Leaving open the possibility of change isn’t about setting serial killers free. But for crimes on the margin, the batteries and assaults and armed robberies, we have to decide whether to deny people who score high on the PCL-R the same opportunities we would give those who score low.

The take away:

The checklist demands that we confront our values. For the possibility of a little more security, are we willing to risk denying a person a second chance? We have to understand the tradeoff and the uncertainty of the reward.

With the Turing Test, it’s pretty straightforward. Five minutes and 70 percent can only tell us so much. How much can the PCL-R tell us?

Alan Turing taught us that when the question is hard, we must know the limits of our answers. At stake here is redemption, the possibility that the wretched can make good. It is an aspiration worth more than a guess.
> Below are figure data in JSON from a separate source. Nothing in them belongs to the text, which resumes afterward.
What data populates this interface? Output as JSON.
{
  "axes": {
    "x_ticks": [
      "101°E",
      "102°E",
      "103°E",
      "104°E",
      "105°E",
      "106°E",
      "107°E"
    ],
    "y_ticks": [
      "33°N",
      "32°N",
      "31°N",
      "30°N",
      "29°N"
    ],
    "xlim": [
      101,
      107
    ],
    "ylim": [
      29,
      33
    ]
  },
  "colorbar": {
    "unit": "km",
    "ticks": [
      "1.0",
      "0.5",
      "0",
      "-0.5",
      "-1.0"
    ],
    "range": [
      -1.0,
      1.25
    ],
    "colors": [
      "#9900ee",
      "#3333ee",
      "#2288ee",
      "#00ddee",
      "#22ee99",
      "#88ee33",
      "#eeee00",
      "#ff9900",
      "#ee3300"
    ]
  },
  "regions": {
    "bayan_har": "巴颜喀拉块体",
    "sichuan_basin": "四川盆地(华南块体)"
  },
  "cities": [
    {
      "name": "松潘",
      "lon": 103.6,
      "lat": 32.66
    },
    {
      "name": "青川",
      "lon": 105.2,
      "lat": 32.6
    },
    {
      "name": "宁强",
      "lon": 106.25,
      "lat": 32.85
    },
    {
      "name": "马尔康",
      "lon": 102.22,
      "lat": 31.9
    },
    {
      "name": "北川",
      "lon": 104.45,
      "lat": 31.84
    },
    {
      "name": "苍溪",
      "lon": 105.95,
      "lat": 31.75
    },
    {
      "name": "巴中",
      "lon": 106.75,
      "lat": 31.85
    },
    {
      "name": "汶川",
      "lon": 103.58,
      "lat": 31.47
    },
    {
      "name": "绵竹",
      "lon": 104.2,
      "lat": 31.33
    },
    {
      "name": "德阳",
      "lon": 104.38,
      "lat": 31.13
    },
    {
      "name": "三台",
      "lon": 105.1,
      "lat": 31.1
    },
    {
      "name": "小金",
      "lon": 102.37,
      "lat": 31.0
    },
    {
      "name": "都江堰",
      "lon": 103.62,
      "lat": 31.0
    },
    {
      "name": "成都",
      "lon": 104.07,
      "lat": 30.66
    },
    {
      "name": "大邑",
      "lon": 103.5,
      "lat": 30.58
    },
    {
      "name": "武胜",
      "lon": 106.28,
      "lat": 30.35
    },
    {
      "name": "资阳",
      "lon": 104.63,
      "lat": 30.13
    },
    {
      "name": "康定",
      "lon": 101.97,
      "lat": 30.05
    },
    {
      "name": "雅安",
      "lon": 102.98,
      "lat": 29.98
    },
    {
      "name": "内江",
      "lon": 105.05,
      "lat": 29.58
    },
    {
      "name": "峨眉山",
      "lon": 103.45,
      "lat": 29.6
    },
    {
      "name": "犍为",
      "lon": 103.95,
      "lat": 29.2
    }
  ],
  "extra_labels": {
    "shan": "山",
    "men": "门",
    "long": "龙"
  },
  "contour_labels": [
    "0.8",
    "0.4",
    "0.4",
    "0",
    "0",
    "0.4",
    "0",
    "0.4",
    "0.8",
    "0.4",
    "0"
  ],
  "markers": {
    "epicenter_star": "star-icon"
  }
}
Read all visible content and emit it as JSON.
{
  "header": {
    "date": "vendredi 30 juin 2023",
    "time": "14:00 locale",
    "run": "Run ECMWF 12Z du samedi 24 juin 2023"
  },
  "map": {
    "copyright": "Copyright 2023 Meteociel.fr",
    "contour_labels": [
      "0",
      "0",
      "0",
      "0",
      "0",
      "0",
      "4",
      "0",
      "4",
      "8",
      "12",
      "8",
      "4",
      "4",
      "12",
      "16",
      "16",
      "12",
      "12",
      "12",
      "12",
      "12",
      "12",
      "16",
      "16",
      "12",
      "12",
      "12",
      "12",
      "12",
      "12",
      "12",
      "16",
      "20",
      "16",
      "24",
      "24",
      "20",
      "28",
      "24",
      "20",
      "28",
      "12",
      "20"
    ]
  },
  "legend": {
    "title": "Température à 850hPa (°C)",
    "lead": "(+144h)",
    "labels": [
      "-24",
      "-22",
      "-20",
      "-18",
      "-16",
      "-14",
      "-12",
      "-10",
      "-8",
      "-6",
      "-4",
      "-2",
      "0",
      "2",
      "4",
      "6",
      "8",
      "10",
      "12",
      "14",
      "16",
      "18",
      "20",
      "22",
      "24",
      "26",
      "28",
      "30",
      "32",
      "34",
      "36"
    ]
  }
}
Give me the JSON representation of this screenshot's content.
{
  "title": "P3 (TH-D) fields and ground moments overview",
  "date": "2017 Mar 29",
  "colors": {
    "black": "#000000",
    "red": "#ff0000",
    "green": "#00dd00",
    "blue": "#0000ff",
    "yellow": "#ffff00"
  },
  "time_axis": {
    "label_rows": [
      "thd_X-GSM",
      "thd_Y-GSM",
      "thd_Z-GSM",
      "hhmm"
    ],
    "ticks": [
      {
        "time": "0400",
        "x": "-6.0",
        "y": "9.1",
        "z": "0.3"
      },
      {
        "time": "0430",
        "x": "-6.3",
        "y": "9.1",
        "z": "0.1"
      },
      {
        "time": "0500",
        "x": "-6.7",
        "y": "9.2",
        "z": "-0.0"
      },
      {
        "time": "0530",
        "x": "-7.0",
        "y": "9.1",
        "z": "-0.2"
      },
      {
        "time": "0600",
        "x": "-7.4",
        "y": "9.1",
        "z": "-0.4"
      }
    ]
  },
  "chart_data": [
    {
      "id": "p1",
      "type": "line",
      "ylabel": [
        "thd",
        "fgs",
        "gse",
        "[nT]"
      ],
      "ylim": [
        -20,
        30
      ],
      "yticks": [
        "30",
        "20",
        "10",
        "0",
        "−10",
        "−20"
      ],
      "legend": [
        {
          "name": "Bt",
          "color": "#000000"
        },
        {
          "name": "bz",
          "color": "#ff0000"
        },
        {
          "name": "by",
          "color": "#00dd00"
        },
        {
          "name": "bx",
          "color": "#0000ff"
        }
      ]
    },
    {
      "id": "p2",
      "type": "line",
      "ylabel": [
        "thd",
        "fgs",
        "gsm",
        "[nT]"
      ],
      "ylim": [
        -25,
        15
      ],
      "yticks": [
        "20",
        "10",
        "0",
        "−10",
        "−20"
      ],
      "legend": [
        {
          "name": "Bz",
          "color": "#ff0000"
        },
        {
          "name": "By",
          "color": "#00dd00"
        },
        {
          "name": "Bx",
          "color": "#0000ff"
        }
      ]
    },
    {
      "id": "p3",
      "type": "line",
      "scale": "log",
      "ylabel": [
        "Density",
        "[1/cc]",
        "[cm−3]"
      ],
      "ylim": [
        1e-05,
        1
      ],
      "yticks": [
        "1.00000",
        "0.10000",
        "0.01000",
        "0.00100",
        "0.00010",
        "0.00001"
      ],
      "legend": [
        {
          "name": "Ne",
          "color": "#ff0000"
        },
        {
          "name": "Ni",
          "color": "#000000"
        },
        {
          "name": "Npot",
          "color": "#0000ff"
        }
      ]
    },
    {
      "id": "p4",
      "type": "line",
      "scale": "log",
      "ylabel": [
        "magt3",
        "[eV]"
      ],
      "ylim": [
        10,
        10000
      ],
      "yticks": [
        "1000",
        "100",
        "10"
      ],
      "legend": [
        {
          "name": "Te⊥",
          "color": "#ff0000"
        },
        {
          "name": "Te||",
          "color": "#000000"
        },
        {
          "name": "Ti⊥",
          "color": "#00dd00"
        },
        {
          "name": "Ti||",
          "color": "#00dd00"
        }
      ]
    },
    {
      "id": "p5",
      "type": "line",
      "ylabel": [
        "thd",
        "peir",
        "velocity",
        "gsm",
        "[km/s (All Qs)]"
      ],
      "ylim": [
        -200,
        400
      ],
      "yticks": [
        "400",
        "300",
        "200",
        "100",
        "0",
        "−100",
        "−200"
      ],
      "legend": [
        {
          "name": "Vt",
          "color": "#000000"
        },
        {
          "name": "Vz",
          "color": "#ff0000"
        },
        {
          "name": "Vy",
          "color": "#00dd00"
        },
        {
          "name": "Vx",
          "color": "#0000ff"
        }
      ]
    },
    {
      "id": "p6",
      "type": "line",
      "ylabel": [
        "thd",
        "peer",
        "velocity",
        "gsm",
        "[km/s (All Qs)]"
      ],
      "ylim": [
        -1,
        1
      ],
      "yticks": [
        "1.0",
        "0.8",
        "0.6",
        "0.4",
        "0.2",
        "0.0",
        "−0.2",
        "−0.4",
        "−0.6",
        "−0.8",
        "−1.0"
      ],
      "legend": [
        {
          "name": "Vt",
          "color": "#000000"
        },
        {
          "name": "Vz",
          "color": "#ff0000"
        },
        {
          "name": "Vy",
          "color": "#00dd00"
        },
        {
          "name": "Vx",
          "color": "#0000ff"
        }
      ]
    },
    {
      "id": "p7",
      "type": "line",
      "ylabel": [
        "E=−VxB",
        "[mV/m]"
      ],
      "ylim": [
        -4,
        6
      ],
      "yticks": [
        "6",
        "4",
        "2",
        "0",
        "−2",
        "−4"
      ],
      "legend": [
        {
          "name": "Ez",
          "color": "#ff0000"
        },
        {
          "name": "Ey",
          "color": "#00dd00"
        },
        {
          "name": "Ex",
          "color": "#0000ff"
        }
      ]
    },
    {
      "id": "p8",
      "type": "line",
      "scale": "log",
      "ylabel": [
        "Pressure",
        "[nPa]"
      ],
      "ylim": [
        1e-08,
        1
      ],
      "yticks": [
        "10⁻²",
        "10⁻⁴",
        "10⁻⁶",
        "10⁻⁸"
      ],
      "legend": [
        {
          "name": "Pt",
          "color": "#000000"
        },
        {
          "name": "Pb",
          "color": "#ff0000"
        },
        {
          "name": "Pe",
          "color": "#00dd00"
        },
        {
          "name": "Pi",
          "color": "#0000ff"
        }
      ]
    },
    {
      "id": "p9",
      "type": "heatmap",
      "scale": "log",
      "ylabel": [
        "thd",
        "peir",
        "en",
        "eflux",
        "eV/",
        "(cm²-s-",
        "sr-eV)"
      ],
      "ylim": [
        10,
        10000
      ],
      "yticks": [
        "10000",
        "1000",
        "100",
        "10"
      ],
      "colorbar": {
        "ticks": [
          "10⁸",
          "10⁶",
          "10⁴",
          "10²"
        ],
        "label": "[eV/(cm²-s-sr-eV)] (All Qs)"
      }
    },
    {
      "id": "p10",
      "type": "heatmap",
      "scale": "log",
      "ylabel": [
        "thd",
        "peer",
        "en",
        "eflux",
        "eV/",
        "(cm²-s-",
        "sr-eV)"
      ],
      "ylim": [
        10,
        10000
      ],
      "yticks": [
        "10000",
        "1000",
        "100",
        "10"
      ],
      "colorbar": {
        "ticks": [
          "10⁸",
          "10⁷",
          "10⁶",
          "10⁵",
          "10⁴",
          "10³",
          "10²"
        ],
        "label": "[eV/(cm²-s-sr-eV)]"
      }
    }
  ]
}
It deserves our humility.


I like this issue about knowing the limits of our answers.  I have recently dipped more into the empirical side of my profession and it has been fascinating and eye-opening to see some of the common mistakes people make in terms of believing that they are "proving" things or that some things are capable of being "known."  There really is a great deal of hubris, and particularly when these pieces of "knowledge" leave the academic area of origin and are used by other people who are unaware of the inherent uncertainty (courts, parole boards, trolls, etc.).  I can understand why people would want to believe things are knowable, particularly when it comes to something as scary as psychopaths, but they just aren't -- at least not currently.





Tuesday, February 16, 2010

Ch-ch -changes

A reader informs me that aspies aren't the only ones getting reshuffled in the proposed new DSM.
Interestingly, the new DSM, or at least the draft presented online, (1) renames ASPD to "Antisocial/Psychopathic PD" and (2) completely removes NPD. Narcissists now have "a core personality impairment with prominent traits such as callousness, manipulativeness, histrionism and narcissism." Sociopaths on the other hand have "callousness, aggression, manipulativeness, hostility, deceitfulness, narcissism, irresponsibility, recklessness and impulsivity." It seems that under the new definitions sociopaths are just malicious, foolhardy narcissists with a diminished emotional repertoire. This is really a new perspective and one that might or might not be as absurd as it seems at first glance.

Again, this shows how the definitions (such as DSM) are completely misleading as to the depth of experience and as to the diversity of different wirings out there.